Raj Shah, 32, began his temporary stint at the press briefing Feb. 8, to fill the shoes of Press Secretary Sarah Huckabee Sanders who is away on a well-earned vacation. He was bombarded by questions on a senior White House advisor’s sudden exit. Shah faced the press in what is considered a grueling position, in the midst of a tumultuous few days at the White House when President Trump’s staff secretary, Rob Porter, resigned Feb. 7, after spousal abuse allegations surfaced.

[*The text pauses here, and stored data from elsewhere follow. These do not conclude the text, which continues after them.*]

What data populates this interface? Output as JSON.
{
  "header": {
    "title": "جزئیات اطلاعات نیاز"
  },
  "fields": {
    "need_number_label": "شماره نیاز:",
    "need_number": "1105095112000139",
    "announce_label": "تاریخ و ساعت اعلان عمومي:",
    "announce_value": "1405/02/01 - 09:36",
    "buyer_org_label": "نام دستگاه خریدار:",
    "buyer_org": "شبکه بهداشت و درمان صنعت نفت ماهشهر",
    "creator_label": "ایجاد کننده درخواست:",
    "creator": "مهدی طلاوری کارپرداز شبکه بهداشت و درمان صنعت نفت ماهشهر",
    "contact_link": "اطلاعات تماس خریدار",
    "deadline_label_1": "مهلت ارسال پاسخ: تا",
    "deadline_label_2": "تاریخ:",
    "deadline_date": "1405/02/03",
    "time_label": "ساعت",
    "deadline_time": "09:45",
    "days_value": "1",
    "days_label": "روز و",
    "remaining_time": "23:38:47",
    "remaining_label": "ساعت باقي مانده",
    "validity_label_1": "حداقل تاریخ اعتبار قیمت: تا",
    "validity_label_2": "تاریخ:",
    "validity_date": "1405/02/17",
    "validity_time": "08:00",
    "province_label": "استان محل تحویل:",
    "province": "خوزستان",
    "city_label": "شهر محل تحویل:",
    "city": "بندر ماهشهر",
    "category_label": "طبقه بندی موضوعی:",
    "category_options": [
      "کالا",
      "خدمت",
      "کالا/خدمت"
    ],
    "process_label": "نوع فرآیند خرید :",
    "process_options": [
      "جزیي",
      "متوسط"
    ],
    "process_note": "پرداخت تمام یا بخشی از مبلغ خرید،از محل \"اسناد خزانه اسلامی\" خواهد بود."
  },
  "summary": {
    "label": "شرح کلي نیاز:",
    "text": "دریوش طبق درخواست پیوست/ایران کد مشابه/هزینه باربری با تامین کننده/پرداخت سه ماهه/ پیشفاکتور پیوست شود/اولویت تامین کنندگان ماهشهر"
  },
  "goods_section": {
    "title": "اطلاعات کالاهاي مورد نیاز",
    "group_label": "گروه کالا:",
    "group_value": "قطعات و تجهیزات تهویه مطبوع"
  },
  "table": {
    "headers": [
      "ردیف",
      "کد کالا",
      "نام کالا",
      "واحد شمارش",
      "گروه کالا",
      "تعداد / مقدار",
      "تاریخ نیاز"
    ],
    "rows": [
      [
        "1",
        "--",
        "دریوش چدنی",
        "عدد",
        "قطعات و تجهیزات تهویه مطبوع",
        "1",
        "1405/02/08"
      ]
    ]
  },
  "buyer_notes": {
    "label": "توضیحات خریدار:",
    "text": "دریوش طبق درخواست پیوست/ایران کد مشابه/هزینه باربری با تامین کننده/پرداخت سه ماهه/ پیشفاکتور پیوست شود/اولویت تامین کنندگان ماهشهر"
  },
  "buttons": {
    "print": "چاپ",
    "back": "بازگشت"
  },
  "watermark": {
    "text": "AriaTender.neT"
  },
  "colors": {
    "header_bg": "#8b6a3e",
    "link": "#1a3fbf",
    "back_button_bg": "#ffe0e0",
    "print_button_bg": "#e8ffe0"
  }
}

But Shah was thrown a question by an Indian journalist, about the president’s thoughts concerning legal immigration as it affects Indian immigrants, and those applying for Green Cards through the normal route, and on lifting the country quotas for legal immigration

“The President wants to see legal immigration reforms. He wants to see us move from a process currently existing in law, of extended family chain migration toward merit-based legal immigration reform,” Shah said. ” We want to ensure that people coming in the country are the best and the brightest regardless of nationality, creed, religion or anything else in-between,” Shah added.

“We want to look at educational backgrounds, ability to contribute to the workforce in a way that helps American workers,” Shah said, adding, “The President wants reforms that improve America’s economy.”

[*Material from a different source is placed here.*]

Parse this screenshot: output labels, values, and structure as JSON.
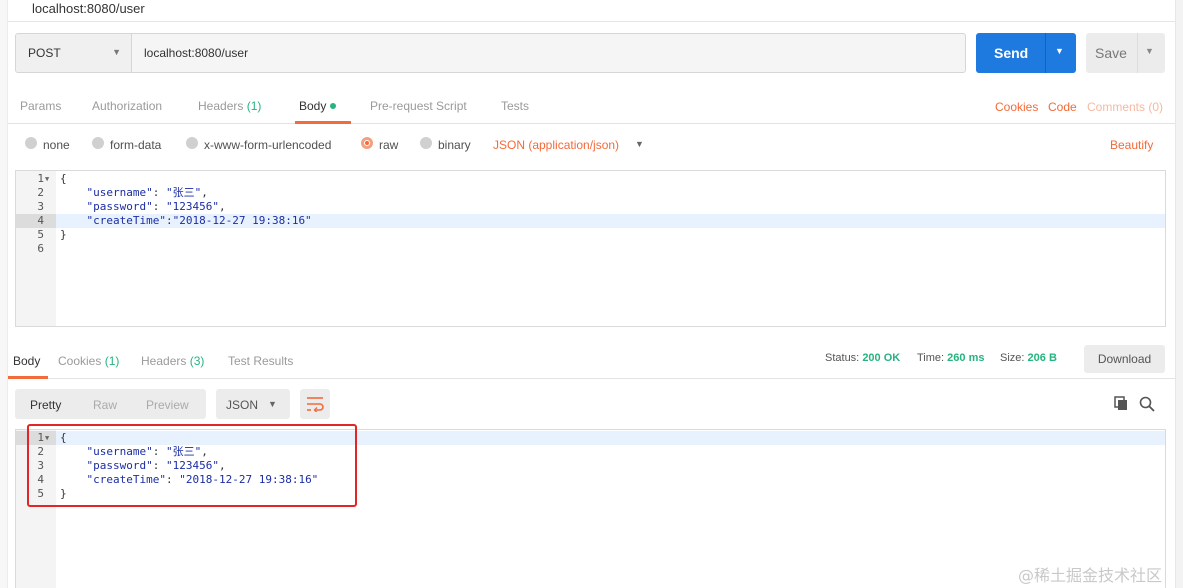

The administration has consistently referred to family-reunification provisions in the U.S. Immigration Act, as “chain migration,” a term that some have said, gives a derogatory connotation to a clause that is held in high regard by Indian-Americans who have fought over decades to protect the right to bring in their immediate family members to this country.

The press briefing came on the heels of stories revealing Shah’s own scathing remarks about President Trump’s  candidacy in 2016 emails with colleagues. However, reporters preferred focusing on the latest scandal to hit the White House.

The New Yorker magazine in an article earlier this week, unearthed emails Shah sent while at the Republican National Committee, where he is known to have crafted the White Paper on how to defeat Hillary Clinton.

When President Trump’s “Access Hollywood” tape surfaced where he talked about being able to grope women because of his celebrity status, Shah, sent the following email to a colleague, as reported by New Yorker – “U wanna hear something a little f–ked up?” adding, “I’m kinda enjoying this, some justice. I honestly don’t think it’s the worst thing he’s done but he somehow got passes for the other acts.”

But Shah is not the first nor only staffer, neither is he the first Indian-American in the Trump administration, to have made negative comments about Trump during the Republican presidential primaries. These appear not to have influenced the president’s choice about hiring them.

The prime example is former South Carolina Gov. Nikki Haley, who is now the only Indian-American to hold a cabinet-level position in the Trump administration as the U.S. Ambassador to the United Nations, opposed Trump strongly during the campaign.

Haley openly backed Florida Senator Marco Rubio and then Texas Senator Ted Cruz, before finally endorsing Trump as the presidential candidate. She also demanded Trump release his tax returns, castigating him for using strong divisive rhetoric, and also opposing his singling out of Muslims for an immigration ban.

In response Trump described her as “very weak ” on immigration, and tweeted, “The people of South Carolina are embarrassed by Nikki Haley!” on March 1, 2016.